- Born: 15 November 1930 Kilkenny, Ireland
- Died: 28 October 2007 (aged 76) Kilkenny, Ireland
- Known for: First woman Mayor of Kilkenny city

= Margaret Tynan =

Irish politician

Margaret Tynan (15 November 1930 – 28 October 2007) was the first woman Mayor of Kilkenny city. She was first elected in 1969 and was elected another seven times after that.

==Early life==
Margaret Tynan was the daughter of Pierce Tynan, founder of the Kilkenny Motor Company. Tynan was educated at Presentation Convent and Mount Rath in Co Laois and began a degree in medicine at University College Dublin. She did not complete her degree as she returned home to run the family business and take care of her parents.
She had three brothers who died relatively young, two in tragic circumstances.

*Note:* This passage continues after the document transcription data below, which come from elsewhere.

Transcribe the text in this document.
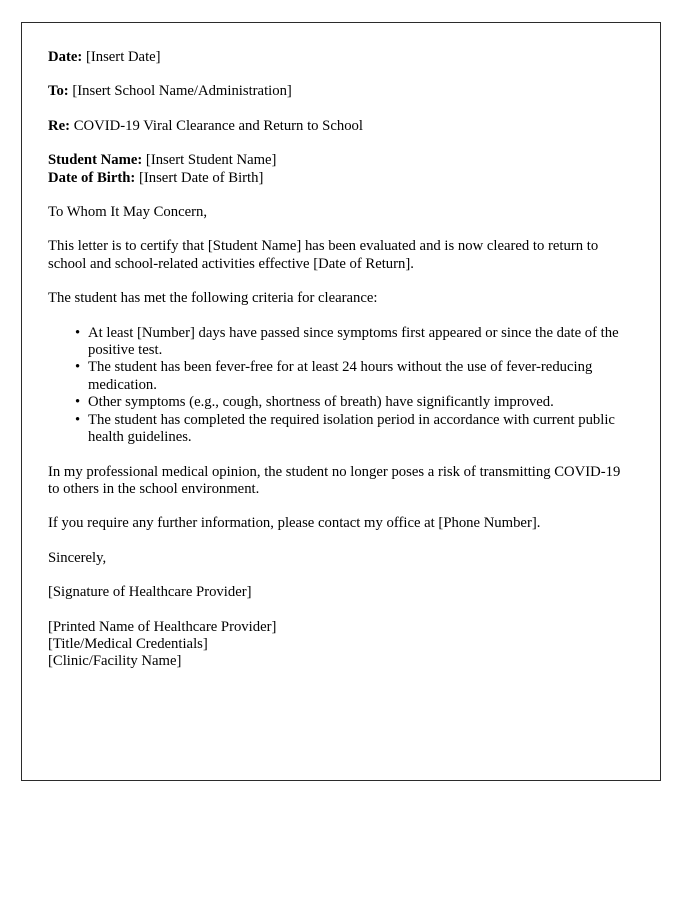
Date: [Insert Date]

To: [Insert School Name/Administration]

Re: COVID-19 Viral Clearance and Return to School

Student Name: [Insert Student Name]
Date of Birth: [Insert Date of Birth]

To Whom It May Concern,

This letter is to certify that [Student Name] has been evaluated and is now cleared to return to school and school-related activities effective [Date of Return].

The student has met the following criteria for clearance:

• At least [Number] days have passed since symptoms first appeared or since the date of the positive test.
• The student has been fever-free for at least 24 hours without the use of fever-reducing medication.
• Other symptoms (e.g., cough, shortness of breath) have significantly improved.
• The student has completed the required isolation period in accordance with current public health guidelines.

In my professional medical opinion, the student no longer poses a risk of transmitting COVID-19 to others in the school environment.

If you require any further information, please contact my office at [Phone Number].

Sincerely,

[Signature of Healthcare Provider]

[Printed Name of Healthcare Provider]
[Title/Medical Credentials]
[Clinic/Facility Name]
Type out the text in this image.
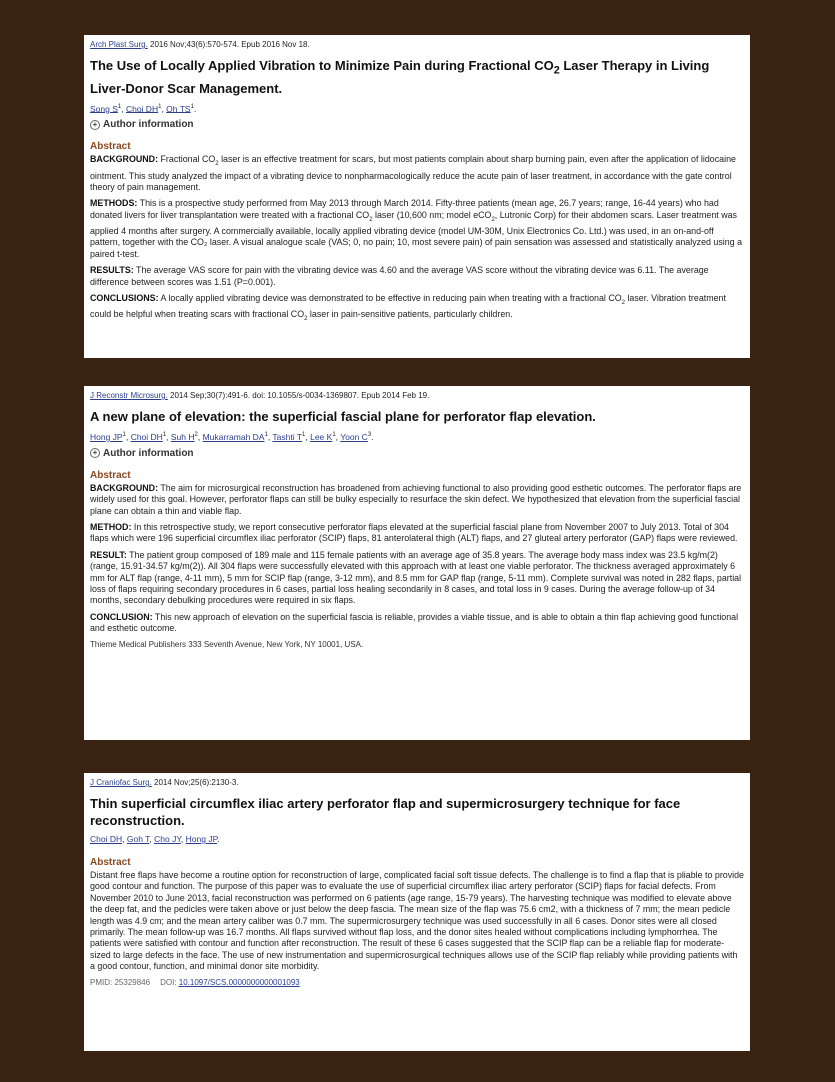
Arch Plast Surg. 2016 Nov;43(6):570-574. Epub 2016 Nov 18.
The Use of Locally Applied Vibration to Minimize Pain during Fractional $CO_2$ Laser Therapy in Living Liver-Donor Scar Management.
Song $S^1$, Choi $DH^1$, Oh $TS^1$.
+ Author information
Abstract

BACKGROUND: Fractional $CO_2$ laser is an effective treatment for scars, but most patients complain about sharp burning pain, even after the application of lidocaine ointment. This study analyzed the impact of a vibrating device to nonpharmacologically reduce the acute pain of laser treatment, in accordance with the gate control theory of pain management.

METHODS: This is a prospective study performed from May 2013 through March 2014. Fifty-three patients (mean age, 26.7 years; range, 16-44 years) who had donated livers for liver transplantation were treated with a fractional $CO_2$ laser (10,600 nm; model eCO$_2$, Lutronic Corp) for their abdomen scars. Laser treatment was applied 4 months after surgery. A commercially available, locally applied vibrating device (model UM-30M, Unix Electronics Co. Ltd.) was used, in an on-and-off pattern, together with the CO₂ laser. A visual analogue scale (VAS; 0, no pain; 10, most severe pain) of pain sensation was assessed and statistically analyzed using a paired t-test.

RESULTS: The average VAS score for pain with the vibrating device was 4.60 and the average VAS score without the vibrating device was 6.11. The average difference between scores was 1.51 (P=0.001).

CONCLUSIONS: A locally applied vibrating device was demonstrated to be effective in reducing pain when treating with a fractional $CO_2$ laser. Vibration treatment could be helpful when treating scars with fractional $CO_2$ laser in pain-sensitive patients, particularly children.

J Reconstr Microsurg. 2014 Sep;30(7):491-6. doi: 10.1055/s-0034-1369807. Epub 2014 Feb 19.
A new plane of elevation: the superficial fascial plane for perforator flap elevation.
Hong $JP^1$, Choi $DH^1$, Suh $H^2$, Mukarramah $DA^1$, Tashti $T^1$, Lee $K^1$, Yoon $C^3$.
+ Author information
Abstract

BACKGROUND: The aim for microsurgical reconstruction has broadened from achieving functional to also providing good esthetic outcomes. The perforator flaps are widely used for this goal. However, perforator flaps can still be bulky especially to resurface the skin defect. We hypothesized that elevation from the superficial fascial plane can obtain a thin and viable flap.

METHOD: In this retrospective study, we report consecutive perforator flaps elevated at the superficial fascial plane from November 2007 to July 2013. Total of 304 flaps which were 196 superficial circumflex iliac perforator (SCIP) flaps, 81 anterolateral thigh (ALT) flaps, and 27 gluteal artery perforator (GAP) flaps were reviewed.

RESULT: The patient group composed of 189 male and 115 female patients with an average age of 35.8 years. The average body mass index was 23.5 kg/m(2) (range, 15.91-34.57 kg/m(2)). All 304 flaps were successfully elevated with this approach with at least one viable perforator. The thickness averaged approximately 6 mm for ALT flap (range, 4-11 mm), 5 mm for SCIP flap (range, 3-12 mm), and 8.5 mm for GAP flap (range, 5-11 mm). Complete survival was noted in 282 flaps, partial loss of flaps requiring secondary procedures in 6 cases, partial loss healing secondarily in 8 cases, and total loss in 9 cases. During the average follow-up of 34 months, secondary debulking procedures were required in six flaps.

CONCLUSION: This new approach of elevation on the superficial fascia is reliable, provides a viable tissue, and is able to obtain a thin flap achieving good functional and esthetic outcome.

Thieme Medical Publishers 333 Seventh Avenue, New York, NY 10001, USA.
J Craniofac Surg. 2014 Nov;25(6):2130-3.
Thin superficial circumflex iliac artery perforator flap and supermicrosurgery technique for face reconstruction.
Choi DH, Goh T, Cho JY, Hong JP.
Abstract

Distant free flaps have become a routine option for reconstruction of large, complicated facial soft tissue defects. The challenge is to find a flap that is pliable to provide good contour and function. The purpose of this paper was to evaluate the use of superficial circumflex iliac artery perforator (SCIP) flaps for facial defects. From November 2010 to June 2013, facial reconstruction was performed on 6 patients (age range, 15-79 years). The harvesting technique was modified to elevate above the deep fat, and the pedicles were taken above or just below the deep fascia. The mean size of the flap was 75.6 cm2, with a thickness of 7 mm; the mean pedicle length was 4.9 cm; and the mean artery caliber was 0.7 mm. The supermicrosurgery technique was used successfully in all 6 cases. Donor sites were all closed primarily. The mean follow-up was 16.7 months. All flaps survived without flap loss, and the donor sites healed without complications including lymphorrhea. The patients were satisfied with contour and function after reconstruction. The result of these 6 cases suggested that the SCIP flap can be a reliable flap for moderate-sized to large defects in the face. The use of new instrumentation and supermicrosurgical techniques allows use of the SCIP flap reliably while providing patients with a good contour, function, and minimal donor site morbidity.

PMID: 25329846 DOI: 10.1097/SCS.0000000000001093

The eldest, Paddy, was killed testing a car, while her youngest brother Dominic, drowned in 1974. Her middle brother died from a heart attack.
Tynan was a rally driver and occasionally beat Rosemary Smith. Her other sports included golf, camogie, table tennis and badminton.

==Political career==
A member and then president of the Chamber of Commerce Tynan got involved in county council politics for Fine Gael when she was elected as their candidate in 1974.

Institutions she was involved in founding in Kilkenny were the Social Services, the Citizens' Information Centre and the Rape Crisis Centre, the Business and Professional Women's Association, the Kilkenny Soroptimists and the Civic Trust.